- Set a goal for your writing workshop. I say something like, "Our goal for today will be to explore where our stories come from and how we give them depth and rich details."
- Make it clear that this is a safe space for sharing. Especially if this is the first time you've taught a given group, point out that today is about writing and sharing--it's not a critique group--and the feedback you offer will be about the things in the story that are working. STICK TO THE POSITIVE--don't shut down beginning writers!
- Always do the writing assignments with the group. I think this shows respect for the folks who have come to learn from you and your own dedication to your craft.
- READ OUT LOUD. I think that teens are often asked to write about books but rarely shown how they can USE examples from novels to hone their own craft. I use excerpts from THE BOOK THIEF by Markus Zusak, REVOLUTION by Jennifer Donnelly, and THE SKY IS EVERYWHERE by Jandy Nelson, among other texts, to model how NAMES/WORD CHOICE, DESCRIPTION/SETTING, and LITERARY FORMS can be explored to enhance your story. (Plus, I love hearing good work read aloud and I think lots of other people do, too!)
- LISTEN. Encourage writers to share and, when they do, stay focused, take a few notes, and give clear feedback on what is working. The MOST IMPORTANT goal for a writing instructor (I think) is to send students away wanting to write MORE.
|We're all in a safe space here!|
|You're here writing--not home watching television.|
Congratulations -- you're already a success tonight!

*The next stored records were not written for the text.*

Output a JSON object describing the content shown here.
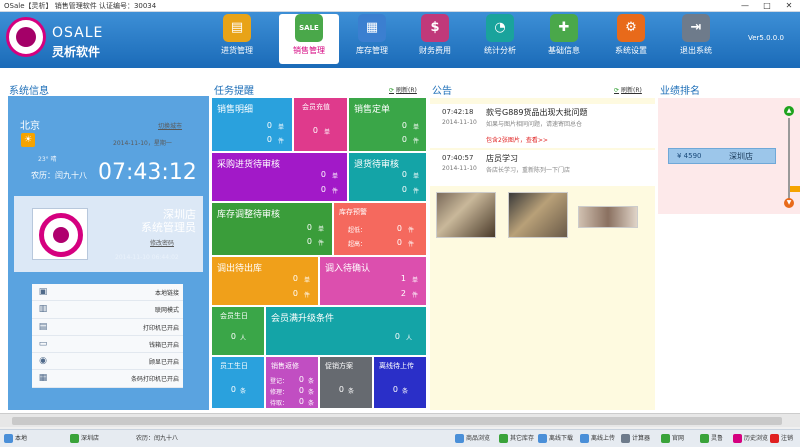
{
  "titlebar": {
    "text": "OSale【灵析】 销售管理软件 认证编号：30034",
    "min": "—",
    "max": "□",
    "close": "✕"
  },
  "brand": {
    "en": "OSALE",
    "cn": "灵析软件"
  },
  "nav": [
    {
      "label": "进货管理",
      "color": "#e8a317",
      "glyph": "▤"
    },
    {
      "label": "销售管理",
      "color": "#4aa84a",
      "glyph": "SALE"
    },
    {
      "label": "库存管理",
      "color": "#3b7fd0",
      "glyph": "▦"
    },
    {
      "label": "财务费用",
      "color": "#c0397a",
      "glyph": "$"
    },
    {
      "label": "统计分析",
      "color": "#1aa39c",
      "glyph": "◔"
    },
    {
      "label": "基础信息",
      "color": "#4aa84a",
      "glyph": "✚"
    },
    {
      "label": "系统设置",
      "color": "#e86a1a",
      "glyph": "⚙"
    },
    {
      "label": "退出系统",
      "color": "#6e7b8b",
      "glyph": "⇥"
    }
  ],
  "version": "Ver5.0.0.0",
  "sections": {
    "sysinfo": "系统信息",
    "tasks": "任务提醒",
    "notice": "公告",
    "rank": "业绩排名",
    "refresh": "刷新(R)"
  },
  "sysinfo": {
    "city": "北京",
    "temp": "23° 晴",
    "switch_city": "切换城市",
    "date": "2014-11-10，星期一",
    "lunar": "农历：闰九十八",
    "clock": "07:43:12",
    "store": "深圳店",
    "role": "系统管理员",
    "change_pwd": "修改密码",
    "login_time": "2014-11-10 06:44:02",
    "devices": [
      {
        "label": "本地链接",
        "icon": "network-icon",
        "glyph": "▣"
      },
      {
        "label": "联网模式",
        "icon": "online-icon",
        "glyph": "▥"
      },
      {
        "label": "打印机已开启",
        "icon": "printer-icon",
        "glyph": "▤"
      },
      {
        "label": "钱箱已开启",
        "icon": "cashbox-icon",
        "glyph": "▭"
      },
      {
        "label": "顾显已开启",
        "icon": "eye-icon",
        "glyph": "◉"
      },
      {
        "label": "条码打印机已开启",
        "icon": "barcode-printer-icon",
        "glyph": "▦"
      }
    ]
  },
  "tasks": {
    "sales_detail": {
      "title": "销售明细",
      "v1": "0",
      "u1": "单",
      "v2": "0",
      "u2": "件"
    },
    "member_recharge": {
      "title": "会员充值",
      "v1": "0",
      "u1": "单"
    },
    "sales_order": {
      "title": "销售定单",
      "v1": "0",
      "u1": "单",
      "v2": "0",
      "u2": "件"
    },
    "purchase_review": {
      "title": "采购进货待审核",
      "v1": "0",
      "u1": "单",
      "v2": "0",
      "u2": "件"
    },
    "return_review": {
      "title": "退货待审核",
      "v1": "0",
      "u1": "单",
      "v2": "0",
      "u2": "件"
    },
    "stock_adjust": {
      "title": "库存调整待审核",
      "v1": "0",
      "u1": "单",
      "v2": "0",
      "u2": "件"
    },
    "stock_warning": {
      "title": "库存预警",
      "l1": "超低：",
      "v1": "0",
      "u1": "件",
      "l2": "超高：",
      "v2": "0",
      "u2": "件"
    },
    "transfer_out": {
      "title": "调出待出库",
      "v1": "0",
      "u1": "单",
      "v2": "0",
      "u2": "件"
    },
    "transfer_in": {
      "title": "调入待确认",
      "v1": "1",
      "u1": "单",
      "v2": "2",
      "u2": "件"
    },
    "member_birthday": {
      "title": "会员生日",
      "v1": "0",
      "u1": "人"
    },
    "member_upgrade": {
      "title": "会员满升级条件",
      "v1": "0",
      "u1": "人"
    },
    "staff_birthday": {
      "title": "员工生日",
      "v1": "0",
      "u1": "条"
    },
    "sales_return": {
      "title": "销售返修",
      "l1": "登记：",
      "v1": "0",
      "u1": "条",
      "l2": "修理：",
      "v2": "0",
      "u2": "条",
      "l3": "待取：",
      "v3": "0",
      "u3": "条"
    },
    "promotion": {
      "title": "促销方案",
      "v1": "0",
      "u1": "条"
    },
    "offline_upload": {
      "title": "离线待上传",
      "v1": "0",
      "u1": "条"
    }
  },
  "notices": [
    {
      "time": "07:42:18",
      "date": "2014-11-10",
      "title": "款号G889货品出现大批问题",
      "sub": "如果与图片相同问题，请速寄回总仓",
      "link": "包含2张图片，查看>>"
    },
    {
      "time": "07:40:57",
      "date": "2014-11-10",
      "title": "店员学习",
      "sub": "各店长学习，重新陈列一下门店",
      "link": ""
    }
  ],
  "rank": {
    "amount": "¥ 4590",
    "store": "深圳店"
  },
  "statusbar": {
    "left": [
      {
        "label": "本地",
        "color": "#4a8fd8"
      },
      {
        "label": "深圳店",
        "color": "#3aa33a"
      },
      {
        "label": "农历：闰九十八",
        "color": ""
      }
    ],
    "right": [
      {
        "label": "商品浏览",
        "color": "#4a8fd8"
      },
      {
        "label": "其它库存",
        "color": "#3aa33a"
      },
      {
        "label": "离线下载",
        "color": "#4a8fd8"
      },
      {
        "label": "离线上传",
        "color": "#4a8fd8"
      },
      {
        "label": "计算器",
        "color": "#6e7b8b"
      },
      {
        "label": "官网",
        "color": "#3aa33a"
      },
      {
        "label": "灵鲁",
        "color": "#3aa33a"
      },
      {
        "label": "历史浏览",
        "color": "#d5007f"
      },
      {
        "label": "注销",
        "color": "#e02020"
      }
    ]
  }
}
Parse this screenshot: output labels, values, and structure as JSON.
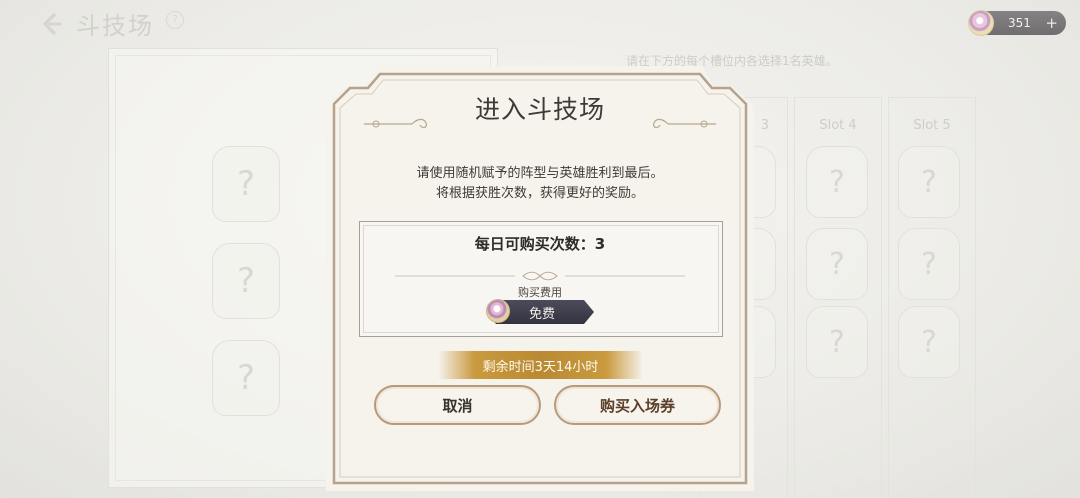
{
  "background": {
    "title": "斗技场",
    "help_glyph": "?",
    "hint": "请在下方的每个槽位内各选择1名英雄。",
    "slots": [
      {
        "label": "3"
      },
      {
        "label": "Slot 4"
      },
      {
        "label": "Slot 5"
      }
    ],
    "card_glyph": "?"
  },
  "currency": {
    "value": "351",
    "plus_glyph": "+",
    "icon": "gem-icon"
  },
  "modal": {
    "title": "进入斗技场",
    "desc_line1": "请使用随机赋予的阵型与英雄胜利到最后。",
    "desc_line2": "将根据获胜次数，获得更好的奖励。",
    "daily_purchase": "每日可购买次数：3",
    "cost_label": "购买费用",
    "cost_value": "免费",
    "time_left": "剩余时间3天14小时",
    "cancel_label": "取消",
    "buy_label": "购买入场券"
  },
  "colors": {
    "accent_gold": "#c99a3e",
    "button_border": "#b89a7a",
    "pill_dark": "#3b3b48"
  }
}
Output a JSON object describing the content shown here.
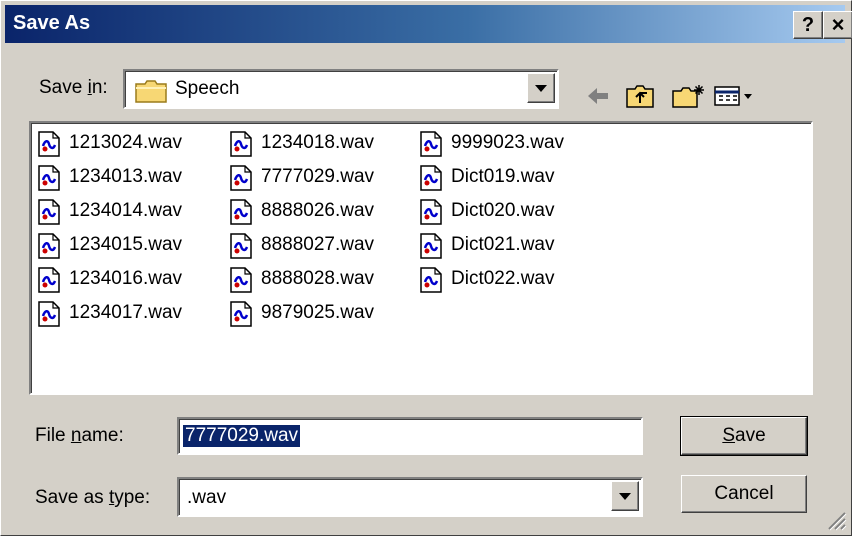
{
  "window": {
    "title": "Save As"
  },
  "title_buttons": {
    "help": "?",
    "close": "×"
  },
  "save_in": {
    "label_prefix": "Save ",
    "label_accel": "i",
    "label_suffix": "n:",
    "folder": "Speech"
  },
  "toolbar": {
    "icons": [
      "back-arrow-icon",
      "up-folder-icon",
      "new-folder-icon",
      "view-menu-icon"
    ]
  },
  "files": [
    "1213024.wav",
    "1234013.wav",
    "1234014.wav",
    "1234015.wav",
    "1234016.wav",
    "1234017.wav",
    "1234018.wav",
    "7777029.wav",
    "8888026.wav",
    "8888027.wav",
    "8888028.wav",
    "9879025.wav",
    "9999023.wav",
    "Dict019.wav",
    "Dict020.wav",
    "Dict021.wav",
    "Dict022.wav"
  ],
  "file_name": {
    "label_prefix": "File ",
    "label_accel": "n",
    "label_suffix": "ame:",
    "value": "7777029.wav"
  },
  "save_type": {
    "label_prefix": "Save as ",
    "label_accel": "t",
    "label_suffix": "ype:",
    "value": ".wav"
  },
  "buttons": {
    "save_accel": "S",
    "save_rest": "ave",
    "cancel": "Cancel"
  },
  "colors": {
    "title_active": "#0a246a",
    "face": "#d4d0c8",
    "selection": "#0a246a"
  }
}
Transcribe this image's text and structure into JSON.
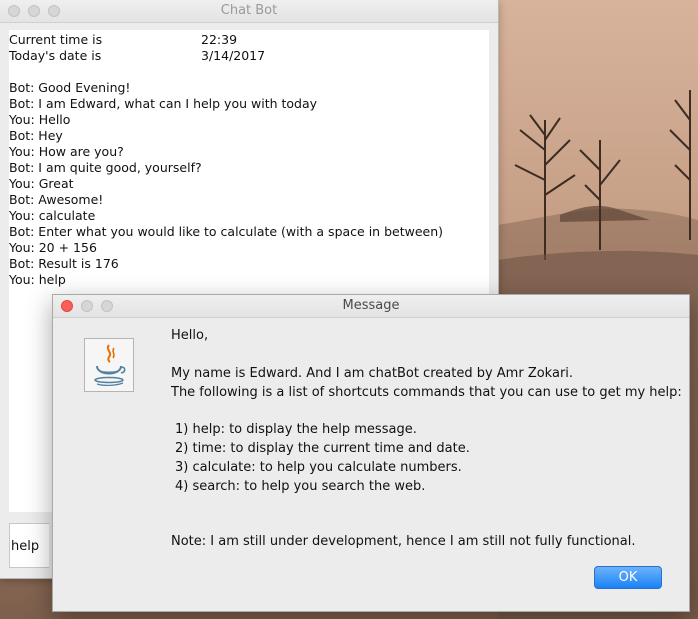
{
  "chat_window": {
    "title": "Chat Bot",
    "current_time_label": "Current time is",
    "current_time_value": "22:39",
    "date_label": "Today's date is",
    "date_value": "3/14/2017",
    "messages": [
      "Bot: Good Evening!",
      "Bot: I am Edward, what can I help you with today",
      "You: Hello",
      "Bot: Hey",
      "You: How are you?",
      "Bot: I am quite good, yourself?",
      "You: Great",
      "Bot: Awesome!",
      "You: calculate",
      "Bot: Enter what you would like to calculate (with a space in between)",
      "You: 20 + 156",
      "Bot: Result is 176",
      "You: help"
    ],
    "input_value": "help"
  },
  "dialog": {
    "title": "Message",
    "icon": "java-icon",
    "greeting": "Hello,",
    "intro": "My name is Edward. And I am chatBot created by Amr Zokari.",
    "list_intro": "The following is a list of shortcuts commands that you can use to get my help:",
    "commands": [
      "1) help: to display the help message.",
      "2) time: to display the current time and date.",
      "3) calculate: to help you calculate numbers.",
      "4) search: to help you search the web."
    ],
    "note": "Note: I am still under development, hence I am still not fully functional.",
    "ok_label": "OK"
  },
  "colors": {
    "ok_button": "#1a82f6",
    "close_button": "#fc5f57"
  }
}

|Ask folks to put down pencils when they're finished |
so you know when the work is done.
|Who says boys don't read--and write?!|
|If adults want to join the writing group,|
I say YES - but they have to really JOIN
the improv and sharing time, too!
|Leave time to chat, sign books, and generally hang out after the workshop.|
And make sure to continue to encourage young writers
even though your "teacher hat" is off!